Predicting Traffic Signs with Neural Networks
This is a brief presentation of my analysis, click here for my full iPython notebook.
Introduction
There's nothing more important than safety when you are driving a vehicle. Have you ever commuted to work, school, or a frequent place only to arrive with no recollection of what happened during your drive? Do you feel safe? I trust myself, so yes. But not always. The ability that we have to do such things comes from our brain being able to use past events to guide us to drive while continuing to learn as are aware of our surroundings. What we get used to are things like weather, traffic signs, motion, and other objects that we react to. (Hopefully) Our brain uses it to predict what we are likely to do, which could be simply driving to work while avoiding obstacles. However, what if one day, we weren't able to be entirely safe due to fatigue or another factor that our brain cannot simply react fast enough to?

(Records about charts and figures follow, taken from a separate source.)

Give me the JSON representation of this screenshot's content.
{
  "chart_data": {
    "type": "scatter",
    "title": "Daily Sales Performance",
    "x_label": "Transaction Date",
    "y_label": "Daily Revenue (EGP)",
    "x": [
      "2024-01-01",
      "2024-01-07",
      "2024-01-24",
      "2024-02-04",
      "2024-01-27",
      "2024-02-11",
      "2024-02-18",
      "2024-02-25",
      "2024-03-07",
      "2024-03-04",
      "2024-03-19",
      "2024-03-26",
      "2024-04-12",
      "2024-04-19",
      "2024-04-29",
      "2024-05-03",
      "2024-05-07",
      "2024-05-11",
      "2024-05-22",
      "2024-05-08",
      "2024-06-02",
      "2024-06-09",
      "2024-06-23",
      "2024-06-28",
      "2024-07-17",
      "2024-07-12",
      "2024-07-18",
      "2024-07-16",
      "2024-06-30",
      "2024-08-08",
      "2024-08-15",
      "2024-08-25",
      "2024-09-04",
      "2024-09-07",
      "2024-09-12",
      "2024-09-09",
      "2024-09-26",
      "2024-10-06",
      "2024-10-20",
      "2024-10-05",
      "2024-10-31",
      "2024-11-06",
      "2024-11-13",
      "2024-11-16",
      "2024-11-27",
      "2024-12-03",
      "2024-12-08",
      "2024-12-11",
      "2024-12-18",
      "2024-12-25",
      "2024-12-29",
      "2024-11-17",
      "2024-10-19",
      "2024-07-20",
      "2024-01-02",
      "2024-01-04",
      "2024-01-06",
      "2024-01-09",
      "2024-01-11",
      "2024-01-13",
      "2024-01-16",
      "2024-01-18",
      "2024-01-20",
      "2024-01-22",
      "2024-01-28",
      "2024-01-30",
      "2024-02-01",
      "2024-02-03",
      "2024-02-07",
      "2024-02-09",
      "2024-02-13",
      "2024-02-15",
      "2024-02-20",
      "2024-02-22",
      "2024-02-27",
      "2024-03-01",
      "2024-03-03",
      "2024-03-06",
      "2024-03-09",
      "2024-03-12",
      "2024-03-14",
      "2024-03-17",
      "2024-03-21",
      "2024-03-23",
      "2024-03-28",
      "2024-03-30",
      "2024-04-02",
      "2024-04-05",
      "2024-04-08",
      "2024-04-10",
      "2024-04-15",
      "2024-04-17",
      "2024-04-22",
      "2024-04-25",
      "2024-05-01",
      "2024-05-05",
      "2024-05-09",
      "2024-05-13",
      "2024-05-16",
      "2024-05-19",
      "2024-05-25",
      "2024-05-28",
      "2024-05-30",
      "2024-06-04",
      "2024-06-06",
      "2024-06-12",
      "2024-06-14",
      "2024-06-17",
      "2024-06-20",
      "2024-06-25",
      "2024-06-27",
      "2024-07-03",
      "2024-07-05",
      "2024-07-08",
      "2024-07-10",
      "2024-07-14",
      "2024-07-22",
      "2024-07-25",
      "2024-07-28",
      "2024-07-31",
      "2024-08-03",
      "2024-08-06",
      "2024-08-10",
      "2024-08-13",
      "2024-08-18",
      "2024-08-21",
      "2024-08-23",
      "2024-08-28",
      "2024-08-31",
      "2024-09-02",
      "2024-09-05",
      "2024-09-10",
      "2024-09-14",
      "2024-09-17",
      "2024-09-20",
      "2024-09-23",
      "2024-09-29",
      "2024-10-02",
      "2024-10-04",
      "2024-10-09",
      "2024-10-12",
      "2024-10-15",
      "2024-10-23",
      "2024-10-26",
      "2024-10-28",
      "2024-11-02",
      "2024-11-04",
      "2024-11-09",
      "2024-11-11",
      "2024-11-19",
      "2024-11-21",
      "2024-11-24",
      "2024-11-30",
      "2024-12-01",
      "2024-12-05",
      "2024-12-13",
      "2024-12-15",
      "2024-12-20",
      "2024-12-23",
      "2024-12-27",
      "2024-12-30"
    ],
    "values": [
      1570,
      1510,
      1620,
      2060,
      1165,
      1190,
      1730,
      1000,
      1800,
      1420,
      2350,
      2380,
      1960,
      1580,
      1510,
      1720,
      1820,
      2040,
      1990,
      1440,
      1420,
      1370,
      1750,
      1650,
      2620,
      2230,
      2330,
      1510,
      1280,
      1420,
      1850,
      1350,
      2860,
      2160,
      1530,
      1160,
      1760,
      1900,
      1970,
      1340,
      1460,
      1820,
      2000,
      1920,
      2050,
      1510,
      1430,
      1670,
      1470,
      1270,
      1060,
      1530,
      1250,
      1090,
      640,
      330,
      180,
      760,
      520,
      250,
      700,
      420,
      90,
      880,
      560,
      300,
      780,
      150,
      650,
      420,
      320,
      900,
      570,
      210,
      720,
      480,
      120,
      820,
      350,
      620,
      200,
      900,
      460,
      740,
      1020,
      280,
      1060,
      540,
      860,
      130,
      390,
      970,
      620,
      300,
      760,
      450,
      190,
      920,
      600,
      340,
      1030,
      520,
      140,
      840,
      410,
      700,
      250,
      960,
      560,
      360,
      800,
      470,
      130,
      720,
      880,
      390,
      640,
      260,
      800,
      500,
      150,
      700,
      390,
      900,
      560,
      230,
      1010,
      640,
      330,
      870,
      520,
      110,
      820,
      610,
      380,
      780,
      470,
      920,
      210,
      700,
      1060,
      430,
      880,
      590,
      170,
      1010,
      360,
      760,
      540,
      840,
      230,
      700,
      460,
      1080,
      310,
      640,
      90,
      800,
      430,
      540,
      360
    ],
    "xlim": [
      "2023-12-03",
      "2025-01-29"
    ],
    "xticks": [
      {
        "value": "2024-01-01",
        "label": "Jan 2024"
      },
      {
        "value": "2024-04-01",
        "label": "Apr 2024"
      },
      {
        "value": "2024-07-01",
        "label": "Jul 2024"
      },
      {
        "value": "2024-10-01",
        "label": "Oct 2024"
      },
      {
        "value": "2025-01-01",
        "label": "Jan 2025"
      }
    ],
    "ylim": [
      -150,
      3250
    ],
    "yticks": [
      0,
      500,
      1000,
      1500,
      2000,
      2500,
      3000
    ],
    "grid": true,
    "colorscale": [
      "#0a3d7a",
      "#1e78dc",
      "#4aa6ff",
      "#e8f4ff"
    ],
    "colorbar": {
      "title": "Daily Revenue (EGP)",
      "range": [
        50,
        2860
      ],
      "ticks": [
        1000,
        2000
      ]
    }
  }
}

Here comes the necessity of autonomous vehicles. An autonomous vehicle is capable of sensing the environment and navigating successfully without human input. Something that could drastically change the world is giving vehicles the ability to think and recollect events so that it could learn how to drive. To do this, we could use neural networks so that a car could have abilities such as image recognition so they can learn and be able to label objects much faster and accurately than a human brain ever could.
Methods
To teach our machine how to use neural networks to make predictions, we are going to use deep learning from TensorFlow. Deep learning is a field of machine learning that uses algorithms inspired by how neurons function in the human brain. TensorFlow is a machine learning framework that Google created to design, build, and train deep learning models. The name, "TensorFlow", is derived from how neural networks perform on multidimensional data arrays or tensors. It's a flow or tensors, just like how the human brain has a flow of neurons!
Data
We will be using traffic signs taken from Belgium to train and test our neural network. Click here for the source. There are 4575 images with 62 different labels in our training set that we will use to test for prediction accuracy.
Notice above, how each image has different lighting, shape, angle, and size? Are these features relevant for us to understand what each sign means? For most of us, yes. It gives us more certainty when our inhibitions are hindered from fatigue or stress. But for a neural network? Probably not. We need to do some feature extractions to assist our machine in making faster predictions. Some things that we could do is resize, recolor, and flatten.
Before Feature Extraction (What we like)
After Feature Extraction (What computers like)
Evaluating our Neural Network
Here, we test each new image from our test set without labels against our 4575 training images that do have labels and see how it performs. Let's take 10 random photos and see how it does.
With 10 photos, it got 9 right! Nice. At least it didn't miss a stop sign or that would have been a real problem.
Conclusion
With the rise of virtual reality, limitless availability data, and developing artificial intelligence, we should utilize everything that we can to improve our lifestyles. I feel that safety is essential to anything that moves and is in contact with human-beings. Better A.I. for cars could be made with neural networks. What could be next?